What formula can make a non-linear transformation into a matrix transformation?
This problem showed up on an exam,
I was really shocked that I never heard one of them...
From my understanding, this question asks me is there any formula which can make $T(x) = x^2$, a non-linear transformation into a matrix transformation ? What am I supposed to answer to this question?
Please save me from full of confusion, thank you!
I think that the question is rather poor. There is no linear transformation $S$ such that $S(x) = x^2$, so there is no linear transformation that agrees with $T$ everywhere.
On the other hand, there is a "natural" way to obtain a linear transformation $S$ from $T(x) = x^2$, and that would be to take the derivative. The derivative $S(x) = T'(x) = 2x$ is the linear map which scales vectors by $2x$.
More generally, given a "non-linear" (but still differentiable) map $T\colon\mathbb R^n\to\mathbb R^m$, written in the standard bases as $$ T(x_1,\dots,x_n) = \big(T_1(x_1,\dots,x_n),\dots,T_m(x_1,\dots,x_n)\big), $$ the derivative $DT_p$ at any point $p = (p_1,\dots,p_n)$ is a linear map $\mathbb R^n\to\mathbb R^m$. Moreover, in the standard bases, $DT_p$ can be identified with the $m\times n$ Jacobian matrix of partial derivatives: $$ DT_p = \begin{pmatrix} {\partial T_1 \over \partial x_1}(p) & {\partial T_1 \over \partial x_2}(p) & \dots & {\partial T_1 \over \partial x_n}(p) \\ {\partial T_2 \over \partial x_1}(p) & {\partial T_2 \over \partial x_2}(p) & \dots & {\partial T_2 \over \partial x_n}(p) \\ \vdots & \vdots & \ddots & \vdots \\ {\partial T_m \over \partial x_1}(p) & {\partial T_m \over \partial x_2}(p) & \dots & {\partial T_m \over \partial x_n}(p) \end{pmatrix}. $$ The upshot is that as long as we look at points $q = (q_1,\dots,q_n)$ that are "very small," then the affine transformation $q\mapsto T(p) + DT_p(q)$ closely approximates the (in general nonlinear) map $q\mapsto T(p+q)$.

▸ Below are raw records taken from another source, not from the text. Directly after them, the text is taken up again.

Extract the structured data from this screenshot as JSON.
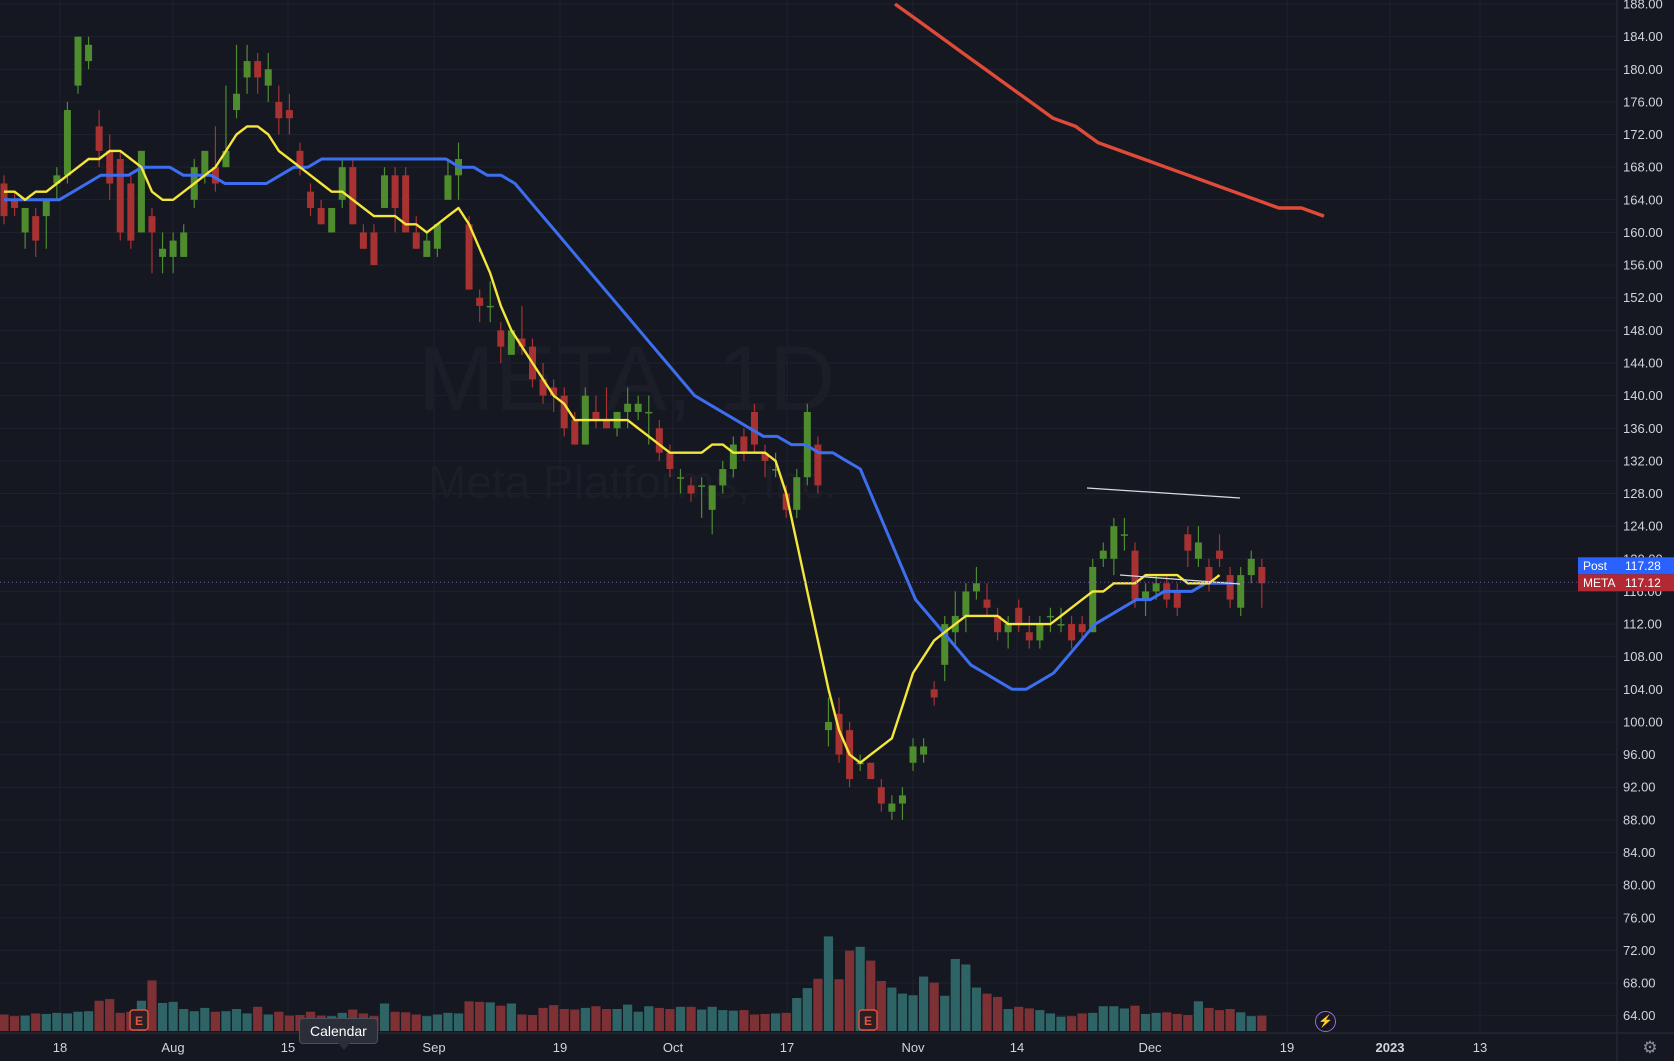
{
  "chart_data": {
    "type": "candlestick",
    "symbol": "META",
    "interval": "1D",
    "watermark_line1": "META, 1D",
    "watermark_line2": "Meta Platforms, Inc.",
    "price_axis_ticks": [
      "188.00",
      "184.00",
      "180.00",
      "176.00",
      "172.00",
      "168.00",
      "164.00",
      "160.00",
      "156.00",
      "152.00",
      "148.00",
      "144.00",
      "140.00",
      "136.00",
      "132.00",
      "128.00",
      "124.00",
      "120.00",
      "116.00",
      "112.00",
      "108.00",
      "104.00",
      "100.00",
      "96.00",
      "92.00",
      "88.00",
      "84.00",
      "80.00",
      "76.00",
      "72.00",
      "68.00",
      "64.00"
    ],
    "time_axis_labels": [
      "18",
      "Aug",
      "15",
      "Sep",
      "19",
      "Oct",
      "17",
      "Nov",
      "14",
      "Dec",
      "19",
      "2023",
      "13"
    ],
    "ylim": [
      62,
      188
    ],
    "post_label": "Post",
    "post_price": 117.28,
    "last_label": "META",
    "last_price": 117.12,
    "candles": [
      {
        "o": 166,
        "h": 167,
        "l": 161,
        "c": 162
      },
      {
        "o": 164,
        "h": 165,
        "l": 162,
        "c": 163
      },
      {
        "o": 160,
        "h": 163,
        "l": 158,
        "c": 163
      },
      {
        "o": 162,
        "h": 163,
        "l": 157,
        "c": 159
      },
      {
        "o": 162,
        "h": 164,
        "l": 158,
        "c": 164
      },
      {
        "o": 166,
        "h": 168,
        "l": 164,
        "c": 167
      },
      {
        "o": 167,
        "h": 176,
        "l": 166,
        "c": 175
      },
      {
        "o": 178,
        "h": 184,
        "l": 177,
        "c": 184
      },
      {
        "o": 181,
        "h": 184,
        "l": 180,
        "c": 183
      },
      {
        "o": 173,
        "h": 175,
        "l": 168,
        "c": 170
      },
      {
        "o": 170,
        "h": 172,
        "l": 164,
        "c": 166
      },
      {
        "o": 169,
        "h": 170,
        "l": 159,
        "c": 160
      },
      {
        "o": 166,
        "h": 167,
        "l": 158,
        "c": 159
      },
      {
        "o": 160,
        "h": 170,
        "l": 160,
        "c": 170
      },
      {
        "o": 162,
        "h": 163,
        "l": 155,
        "c": 160
      },
      {
        "o": 157,
        "h": 160,
        "l": 155,
        "c": 158
      },
      {
        "o": 157,
        "h": 160,
        "l": 155,
        "c": 159
      },
      {
        "o": 157,
        "h": 161,
        "l": 157,
        "c": 160
      },
      {
        "o": 164,
        "h": 169,
        "l": 163,
        "c": 168
      },
      {
        "o": 167,
        "h": 170,
        "l": 166,
        "c": 170
      },
      {
        "o": 168,
        "h": 173,
        "l": 165,
        "c": 166
      },
      {
        "o": 168,
        "h": 178,
        "l": 168,
        "c": 170
      },
      {
        "o": 175,
        "h": 183,
        "l": 174,
        "c": 177
      },
      {
        "o": 179,
        "h": 183,
        "l": 177,
        "c": 181
      },
      {
        "o": 181,
        "h": 182,
        "l": 177,
        "c": 179
      },
      {
        "o": 178,
        "h": 182,
        "l": 176,
        "c": 180
      },
      {
        "o": 176,
        "h": 178,
        "l": 172,
        "c": 174
      },
      {
        "o": 175,
        "h": 177,
        "l": 172,
        "c": 174
      },
      {
        "o": 170,
        "h": 171,
        "l": 167,
        "c": 168
      },
      {
        "o": 165,
        "h": 166,
        "l": 162,
        "c": 163
      },
      {
        "o": 163,
        "h": 164,
        "l": 161,
        "c": 161
      },
      {
        "o": 160,
        "h": 163,
        "l": 160,
        "c": 163
      },
      {
        "o": 164,
        "h": 169,
        "l": 163,
        "c": 168
      },
      {
        "o": 168,
        "h": 169,
        "l": 161,
        "c": 161
      },
      {
        "o": 160,
        "h": 161,
        "l": 158,
        "c": 158
      },
      {
        "o": 160,
        "h": 161,
        "l": 156,
        "c": 156
      },
      {
        "o": 163,
        "h": 168,
        "l": 163,
        "c": 167
      },
      {
        "o": 167,
        "h": 168,
        "l": 160,
        "c": 163
      },
      {
        "o": 167,
        "h": 168,
        "l": 160,
        "c": 160
      },
      {
        "o": 160,
        "h": 162,
        "l": 158,
        "c": 158
      },
      {
        "o": 157,
        "h": 160,
        "l": 157,
        "c": 159
      },
      {
        "o": 158,
        "h": 161,
        "l": 157,
        "c": 161
      },
      {
        "o": 164,
        "h": 169,
        "l": 164,
        "c": 167
      },
      {
        "o": 167,
        "h": 171,
        "l": 164,
        "c": 169
      },
      {
        "o": 161,
        "h": 162,
        "l": 153,
        "c": 153
      },
      {
        "o": 152,
        "h": 153,
        "l": 149,
        "c": 151
      },
      {
        "o": 151,
        "h": 154,
        "l": 149,
        "c": 151
      },
      {
        "o": 148,
        "h": 149,
        "l": 144,
        "c": 146
      },
      {
        "o": 145,
        "h": 148,
        "l": 145,
        "c": 148
      },
      {
        "o": 147,
        "h": 151,
        "l": 145,
        "c": 146
      },
      {
        "o": 146,
        "h": 147,
        "l": 141,
        "c": 142
      },
      {
        "o": 142,
        "h": 144,
        "l": 139,
        "c": 140
      },
      {
        "o": 141,
        "h": 142,
        "l": 138,
        "c": 140
      },
      {
        "o": 140,
        "h": 141,
        "l": 135,
        "c": 136
      },
      {
        "o": 137,
        "h": 138,
        "l": 134,
        "c": 134
      },
      {
        "o": 134,
        "h": 141,
        "l": 134,
        "c": 140
      },
      {
        "o": 138,
        "h": 140,
        "l": 136,
        "c": 137
      },
      {
        "o": 137,
        "h": 141,
        "l": 136,
        "c": 136
      },
      {
        "o": 136,
        "h": 138,
        "l": 135,
        "c": 138
      },
      {
        "o": 138,
        "h": 141,
        "l": 136,
        "c": 139
      },
      {
        "o": 138,
        "h": 140,
        "l": 137,
        "c": 139
      },
      {
        "o": 138,
        "h": 140,
        "l": 134,
        "c": 138
      },
      {
        "o": 136,
        "h": 137,
        "l": 132,
        "c": 133
      },
      {
        "o": 133,
        "h": 134,
        "l": 130,
        "c": 131
      },
      {
        "o": 130,
        "h": 131,
        "l": 128,
        "c": 130
      },
      {
        "o": 129,
        "h": 130,
        "l": 127,
        "c": 128
      },
      {
        "o": 129,
        "h": 130,
        "l": 125,
        "c": 129
      },
      {
        "o": 126,
        "h": 129,
        "l": 123,
        "c": 129
      },
      {
        "o": 129,
        "h": 132,
        "l": 128,
        "c": 131
      },
      {
        "o": 131,
        "h": 135,
        "l": 130,
        "c": 134
      },
      {
        "o": 135,
        "h": 136,
        "l": 132,
        "c": 133
      },
      {
        "o": 138,
        "h": 139,
        "l": 133,
        "c": 134
      },
      {
        "o": 133,
        "h": 134,
        "l": 130,
        "c": 132
      },
      {
        "o": 131,
        "h": 133,
        "l": 130,
        "c": 131
      },
      {
        "o": 128,
        "h": 129,
        "l": 125,
        "c": 126
      },
      {
        "o": 126,
        "h": 131,
        "l": 125,
        "c": 130
      },
      {
        "o": 130,
        "h": 139,
        "l": 129,
        "c": 138
      },
      {
        "o": 134,
        "h": 135,
        "l": 128,
        "c": 129
      },
      {
        "o": 99,
        "h": 103,
        "l": 97,
        "c": 100
      },
      {
        "o": 101,
        "h": 103,
        "l": 95,
        "c": 96
      },
      {
        "o": 99,
        "h": 100,
        "l": 92,
        "c": 93
      },
      {
        "o": 95,
        "h": 96,
        "l": 94,
        "c": 95
      },
      {
        "o": 95,
        "h": 95,
        "l": 93,
        "c": 93
      },
      {
        "o": 92,
        "h": 93,
        "l": 89,
        "c": 90
      },
      {
        "o": 89,
        "h": 91,
        "l": 88,
        "c": 90
      },
      {
        "o": 90,
        "h": 92,
        "l": 88,
        "c": 91
      },
      {
        "o": 95,
        "h": 98,
        "l": 94,
        "c": 97
      },
      {
        "o": 96,
        "h": 98,
        "l": 95,
        "c": 97
      },
      {
        "o": 104,
        "h": 105,
        "l": 102,
        "c": 103
      },
      {
        "o": 107,
        "h": 113,
        "l": 105,
        "c": 112
      },
      {
        "o": 111,
        "h": 116,
        "l": 109,
        "c": 113
      },
      {
        "o": 113,
        "h": 117,
        "l": 111,
        "c": 116
      },
      {
        "o": 116,
        "h": 119,
        "l": 115,
        "c": 117
      },
      {
        "o": 115,
        "h": 117,
        "l": 113,
        "c": 114
      },
      {
        "o": 113,
        "h": 114,
        "l": 110,
        "c": 111
      },
      {
        "o": 111,
        "h": 113,
        "l": 109,
        "c": 112
      },
      {
        "o": 114,
        "h": 115,
        "l": 111,
        "c": 112
      },
      {
        "o": 111,
        "h": 113,
        "l": 109,
        "c": 110
      },
      {
        "o": 110,
        "h": 113,
        "l": 109,
        "c": 112
      },
      {
        "o": 113,
        "h": 114,
        "l": 111,
        "c": 113
      },
      {
        "o": 112,
        "h": 114,
        "l": 111,
        "c": 112
      },
      {
        "o": 112,
        "h": 113,
        "l": 109,
        "c": 110
      },
      {
        "o": 112,
        "h": 113,
        "l": 110,
        "c": 111
      },
      {
        "o": 111,
        "h": 120,
        "l": 111,
        "c": 119
      },
      {
        "o": 120,
        "h": 122,
        "l": 119,
        "c": 121
      },
      {
        "o": 120,
        "h": 125,
        "l": 118,
        "c": 124
      },
      {
        "o": 123,
        "h": 125,
        "l": 121,
        "c": 123
      },
      {
        "o": 121,
        "h": 122,
        "l": 114,
        "c": 115
      },
      {
        "o": 115,
        "h": 117,
        "l": 113,
        "c": 116
      },
      {
        "o": 116,
        "h": 118,
        "l": 115,
        "c": 117
      },
      {
        "o": 117,
        "h": 118,
        "l": 114,
        "c": 115
      },
      {
        "o": 116,
        "h": 117,
        "l": 113,
        "c": 114
      },
      {
        "o": 123,
        "h": 124,
        "l": 119,
        "c": 121
      },
      {
        "o": 120,
        "h": 124,
        "l": 119,
        "c": 122
      },
      {
        "o": 119,
        "h": 120,
        "l": 116,
        "c": 117
      },
      {
        "o": 121,
        "h": 123,
        "l": 119,
        "c": 120
      },
      {
        "o": 118,
        "h": 119,
        "l": 114,
        "c": 115
      },
      {
        "o": 114,
        "h": 119,
        "l": 113,
        "c": 118
      },
      {
        "o": 118,
        "h": 121,
        "l": 117,
        "c": 120
      },
      {
        "o": 119,
        "h": 120,
        "l": 114,
        "c": 117
      }
    ],
    "volume_rel": [
      0.3,
      0.27,
      0.28,
      0.32,
      0.31,
      0.33,
      0.32,
      0.35,
      0.36,
      0.55,
      0.58,
      0.33,
      0.35,
      0.55,
      0.92,
      0.51,
      0.53,
      0.4,
      0.36,
      0.42,
      0.35,
      0.36,
      0.4,
      0.32,
      0.44,
      0.3,
      0.35,
      0.28,
      0.29,
      0.35,
      0.28,
      0.27,
      0.33,
      0.39,
      0.32,
      0.27,
      0.5,
      0.35,
      0.34,
      0.3,
      0.27,
      0.3,
      0.33,
      0.32,
      0.54,
      0.53,
      0.52,
      0.46,
      0.5,
      0.3,
      0.29,
      0.42,
      0.47,
      0.4,
      0.39,
      0.42,
      0.45,
      0.4,
      0.4,
      0.48,
      0.35,
      0.45,
      0.42,
      0.4,
      0.44,
      0.44,
      0.39,
      0.44,
      0.38,
      0.37,
      0.38,
      0.3,
      0.31,
      0.32,
      0.33,
      0.6,
      0.78,
      0.95,
      1.72,
      0.94,
      1.46,
      1.53,
      1.28,
      0.91,
      0.79,
      0.68,
      0.65,
      0.99,
      0.88,
      0.64,
      1.31,
      1.21,
      0.79,
      0.68,
      0.62,
      0.4,
      0.44,
      0.41,
      0.38,
      0.32,
      0.26,
      0.27,
      0.32,
      0.33,
      0.45,
      0.45,
      0.41,
      0.46,
      0.31,
      0.33,
      0.34,
      0.31,
      0.29,
      0.54,
      0.42,
      0.38,
      0.4,
      0.34,
      0.27,
      0.28,
      0.25,
      0.31
    ],
    "ma_fast": [
      165,
      165,
      164,
      165,
      165,
      166,
      167,
      168,
      169,
      169,
      170,
      170,
      169,
      168,
      165,
      164,
      164,
      165,
      166,
      167,
      168,
      170,
      172,
      173,
      173,
      172,
      170,
      169,
      168,
      167,
      166,
      165,
      165,
      164,
      163,
      162,
      162,
      162,
      161,
      161,
      160,
      161,
      162,
      163,
      161,
      158,
      155,
      151,
      148,
      146,
      144,
      142,
      140,
      139,
      137,
      137,
      137,
      137,
      137,
      137,
      136,
      135,
      134,
      133,
      133,
      133,
      133,
      134,
      134,
      133,
      133,
      133,
      133,
      132,
      128,
      122,
      116,
      110,
      104,
      99,
      96,
      95,
      96,
      97,
      98,
      102,
      106,
      108,
      110,
      111,
      112,
      113,
      113,
      113,
      113,
      112,
      112,
      112,
      112,
      112,
      113,
      114,
      115,
      116,
      116,
      117,
      117,
      117,
      118,
      118,
      118,
      118,
      117,
      117,
      117,
      118
    ],
    "ma_slow": [
      164,
      164,
      164,
      164,
      164,
      165,
      166,
      167,
      167,
      167,
      168,
      168,
      168,
      167,
      167,
      167,
      166,
      166,
      166,
      166,
      167,
      168,
      168,
      169,
      169,
      169,
      169,
      169,
      169,
      169,
      169,
      169,
      169,
      168,
      168,
      167,
      167,
      166,
      164,
      162,
      160,
      158,
      156,
      154,
      152,
      150,
      148,
      146,
      144,
      142,
      140,
      139,
      138,
      137,
      136,
      135,
      135,
      134,
      134,
      133,
      133,
      132,
      131,
      127,
      123,
      119,
      115,
      113,
      111,
      109,
      107,
      106,
      105,
      104,
      104,
      105,
      106,
      108,
      110,
      112,
      113,
      114,
      115,
      115,
      116,
      116,
      116,
      117,
      117,
      117
    ],
    "ma_long": [
      188,
      186,
      184,
      182,
      180,
      178,
      176,
      174,
      173,
      171,
      170,
      169,
      168,
      167,
      166,
      165,
      164,
      163,
      163,
      162
    ],
    "channel_upper": [
      [
        1087,
        488
      ],
      [
        1240,
        498
      ]
    ],
    "channel_lower": [
      [
        1120,
        575
      ],
      [
        1240,
        584
      ]
    ],
    "earnings_marker": "E",
    "colors": {
      "background": "#151821",
      "up": "#4e8c2e",
      "down": "#a83232",
      "vol_up": "#2e6466",
      "vol_down": "#7d3135",
      "ma_fast": "#f5e63c",
      "ma_slow": "#3d6ef0",
      "ma_long": "#e04a38",
      "post_badge": "#2962ff",
      "last_badge": "#b22833"
    }
  },
  "tooltip": {
    "label": "Calendar"
  },
  "icons": {
    "settings": "gear-icon",
    "alerts": "bolt-icon"
  }
}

So, for the example $T\colon \mathbb R\to\mathbb R$ defined by $T(x) = x^2$, we get a linear map at every point $p$ defined as $DT_p$, which we typically just write as $T'(p)$, which is really just a $1\times 1$ matrix $T'(p) = (2p)$. As a linear map acting on $1\times 1$ column vectors $(q)$, we have $$ DT_p(q) = T'(p)(q) = (2p)(q) = (2pq). $$ Hence the end result is that "vectors" $(q)$ are mapped linearly to $(2pq)$ by the derivative, and if we identify $1\times 1$ matrices with numbers, \begin{align*} T(p+q) = (p+q)^2 &= p^2 + 2pq + q^2 \\ &\approx p^2 + 2pq \qquad\qquad\text{(small numbers like $q$ are "negligible" if we square them)}\\ &= T(p) + 2pq \\ &= T(p) + T'(p)q, \end{align*} so long as $q$ is sufficiently small. You may recognize that $T(p) + T'(p)q$ is really the first-order Taylor polynomial of $T$ at $p$ (i.e. the best affine approximation near $p$).